Süssen Is Now Free of Jews offers a focused look at the lives of a few Jewish families who lived in Süssen, a small village in the center of southern Germany. The history of Jews in Süssen began in 1902 and ended with the deportation of sixteen Jews on November 28, 1941, underscored by the ominous phrase on the bottom of the deportation list, “Süssen is now free of Jews.” Gilya Gerda Schmidt, recognizing that the overwhelming enormity of the Shoah should encourage us when possible to appreciate the experiences of individual victims, their lives, travails, and legacies, examines this chapter of Holocaust history in rural Germany through the lens of the Lang and Ottenheimer families. Sparked by the chance discovery in a used bookstore in Knoxville, Tennessee, of a book about the surviving Jews in the Würtemberg region, the author, a professor of Religious Studies, began a decade of research into local and regional archives to document what happened to the Jews of Süssen. The result is a compelling story of their rich lives before 1933, their fate under the Nazis, and their experiences after the Shoah. Schmidt’s ability to combine archival sources, memoirs, interviews, and personal recollections since she lived briefly in the region as a child, is impressive and moving.

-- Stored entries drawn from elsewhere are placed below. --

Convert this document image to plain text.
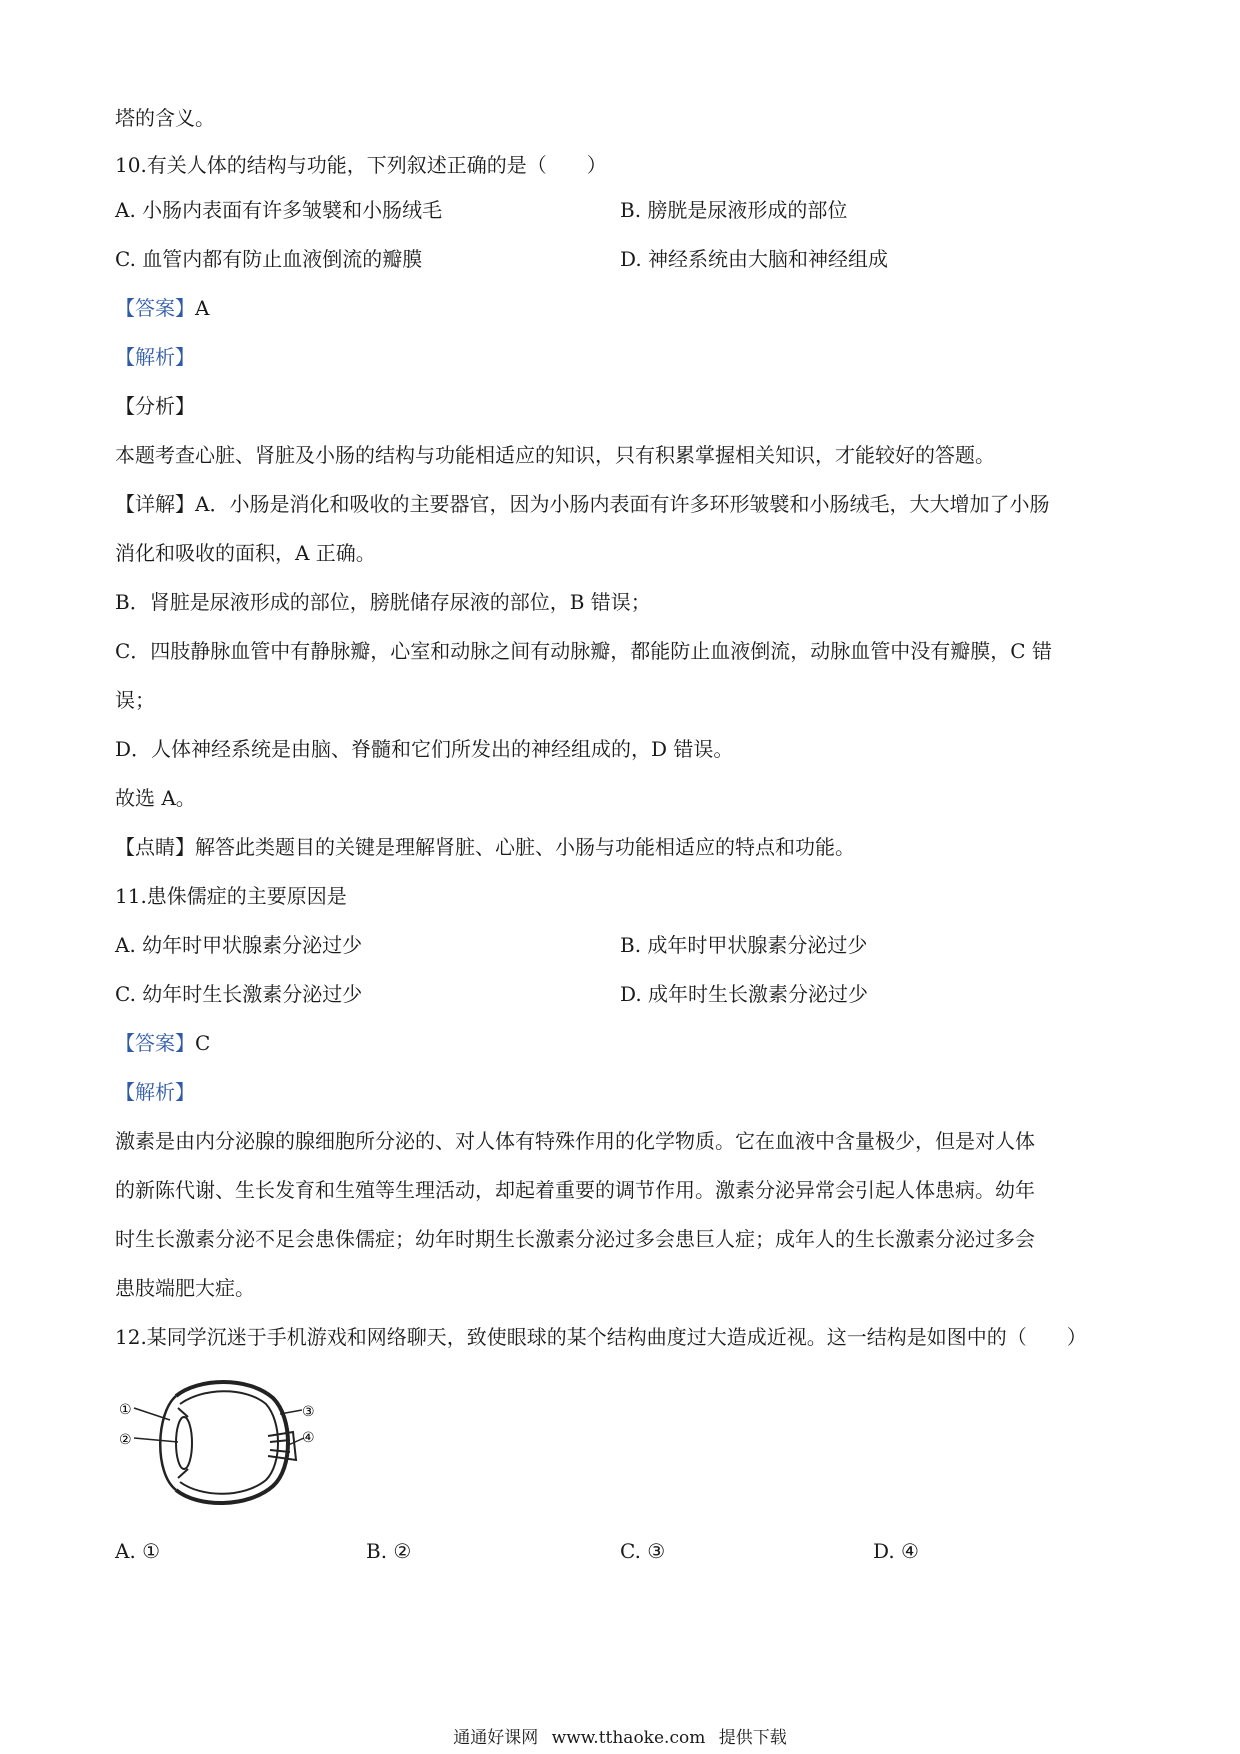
塔的含义。
10.有关人体的结构与功能，下列叙述正确的是（　　）
A. 小肠内表面有许多皱襞和小肠绒毛	B. 膀胱是尿液形成的部位
C. 血管内都有防止血液倒流的瓣膜	D. 神经系统由大脑和神经组成
【答案】A
【解析】
【分析】
本题考查心脏、肾脏及小肠的结构与功能相适应的知识，只有积累掌握相关知识，才能较好的答题。
【详解】A．小肠是消化和吸收的主要器官，因为小肠内表面有许多环形皱襞和小肠绒毛，大大增加了小肠
消化和吸收的面积，A 正确。
B．肾脏是尿液形成的部位，膀胱储存尿液的部位，B 错误；
C．四肢静脉血管中有静脉瓣，心室和动脉之间有动脉瓣，都能防止血液倒流，动脉血管中没有瓣膜，C 错
误；
D．人体神经系统是由脑、脊髓和它们所发出的神经组成的，D 错误。
故选 A。
【点睛】解答此类题目的关键是理解肾脏、心脏、小肠与功能相适应的特点和功能。
11.患侏儒症的主要原因是
A. 幼年时甲状腺素分泌过少	B. 成年时甲状腺素分泌过少
C. 幼年时生长激素分泌过少	D. 成年时生长激素分泌过少
【答案】C
【解析】
激素是由内分泌腺的腺细胞所分泌的、对人体有特殊作用的化学物质。它在血液中含量极少，但是对人体
的新陈代谢、生长发育和生殖等生理活动，却起着重要的调节作用。激素分泌异常会引起人体患病。幼年
时生长激素分泌不足会患侏儒症；幼年时期生长激素分泌过多会患巨人症；成年人的生长激素分泌过多会
患肢端肥大症。
12.某同学沉迷于手机游戏和网络聊天，致使眼球的某个结构曲度过大造成近视。这一结构是如图中的（　　）
①
②
③
④
A. ①	B. ②	C. ③	D. ④
通通好课网 www.tthaoke.com 提供下载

This important book sheds light not only on the question of what happened to these two families during the Holocaust but also on what Jewish life was like in rural Germany; on the nature of relations between Jews and Christians before 1933; and for the survivors, what the experience of becoming a refugee entailed. Schmidt provides insight into the process of “social death” that they endured — the sudden rupture in their lives, the desperate measures they had to take to escape and the humiliation they encountered trying to start a new life. She is able to put a human face on the process of nazification, dispossession, emigration, deportation, murder, and, for the survivors, the long and painful road of rebuilding.
This unique book will be of interest to an informed readership and is an important contribution to Holocaust Studies and to German Jewish history.